What a great club apiary day! Last year was our first for beekeeping and going to the club apiary days taught us so much, it was our version of having a mentor. This year the apiary has a new manager and different experienced beekeepers have come in to help. I didn't realize the difference having beekeepers with varied backgrounds could have. The previous manager, who was an amazing teacher, came from a commercial background, so a lot of his techniques came from the need to be fast, efficient, and keeping the bottom line in mind. All good things,, but they don't always apply to the average hobbyist.
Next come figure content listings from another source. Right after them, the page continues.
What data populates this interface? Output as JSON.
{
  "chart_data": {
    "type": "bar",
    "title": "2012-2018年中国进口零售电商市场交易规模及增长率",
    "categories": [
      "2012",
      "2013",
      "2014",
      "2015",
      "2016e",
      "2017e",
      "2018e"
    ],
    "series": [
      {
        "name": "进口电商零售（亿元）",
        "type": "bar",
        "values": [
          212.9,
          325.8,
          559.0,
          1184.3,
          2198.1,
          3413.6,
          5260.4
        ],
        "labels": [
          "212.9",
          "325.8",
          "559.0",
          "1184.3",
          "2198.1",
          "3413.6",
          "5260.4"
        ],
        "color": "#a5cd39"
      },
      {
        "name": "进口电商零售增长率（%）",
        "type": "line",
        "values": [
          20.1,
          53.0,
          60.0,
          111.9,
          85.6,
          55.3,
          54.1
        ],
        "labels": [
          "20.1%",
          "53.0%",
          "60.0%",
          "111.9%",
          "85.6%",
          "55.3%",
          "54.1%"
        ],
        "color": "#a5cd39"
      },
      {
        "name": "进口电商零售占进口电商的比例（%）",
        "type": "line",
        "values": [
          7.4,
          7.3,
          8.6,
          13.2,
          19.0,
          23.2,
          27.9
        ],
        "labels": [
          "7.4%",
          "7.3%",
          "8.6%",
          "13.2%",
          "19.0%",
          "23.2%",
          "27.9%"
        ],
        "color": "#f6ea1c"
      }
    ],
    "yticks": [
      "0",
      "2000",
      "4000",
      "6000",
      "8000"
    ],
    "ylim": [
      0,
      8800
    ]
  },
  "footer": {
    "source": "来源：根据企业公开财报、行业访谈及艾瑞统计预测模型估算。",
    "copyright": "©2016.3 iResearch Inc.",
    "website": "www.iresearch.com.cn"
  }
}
The beekeeper we had at the apiary today, to the best of my knowledge, has always been a hobbyist.
When presented with a hive where the queen had not laid one egg in the three weeks since the package had been installed, we (the members who attended) were given the option of combining it with another hive or adding eggs from another hive for the bees to raise another queen. We choose to see if the hive would raise it's own queen. The current queen was squished... the queen is dead, long live the queen... and we will meet back at the apiary next week to see if we have any queen cells, if we don't we may end up combining the hives, but it will be interesting to see if the bees can do it on their own. The most efficient way to handle it would be to purchased a new queen and place her in the hive, but since this bee yard is about learning we don't have to always do the efficient thing.
Having a queen not lay is all is an odd occurrence. If she has not had a successful mating flight, she will still lay, but the eggs will be unfertilized resulting in a hive full of drones. The speculation was that she had been damaged in some way or had some kind of a developmental issue.
We also learned how to get rid of all the drones from a colony using a queen excluder. One of the club hives had a laying worker, which has the same results as an unfertilized queen - drones. The hive was re-queened but it still had all those drones, eating up all the resources needed for raising new worker bees. I felt bad for them, being booted from the hive and all, but if the hive it to thrive and survive next winter it has to be done.
Last year we didn't miss any club apiary days from May until fall when we extracted honey, looks like this may be another good attendance year.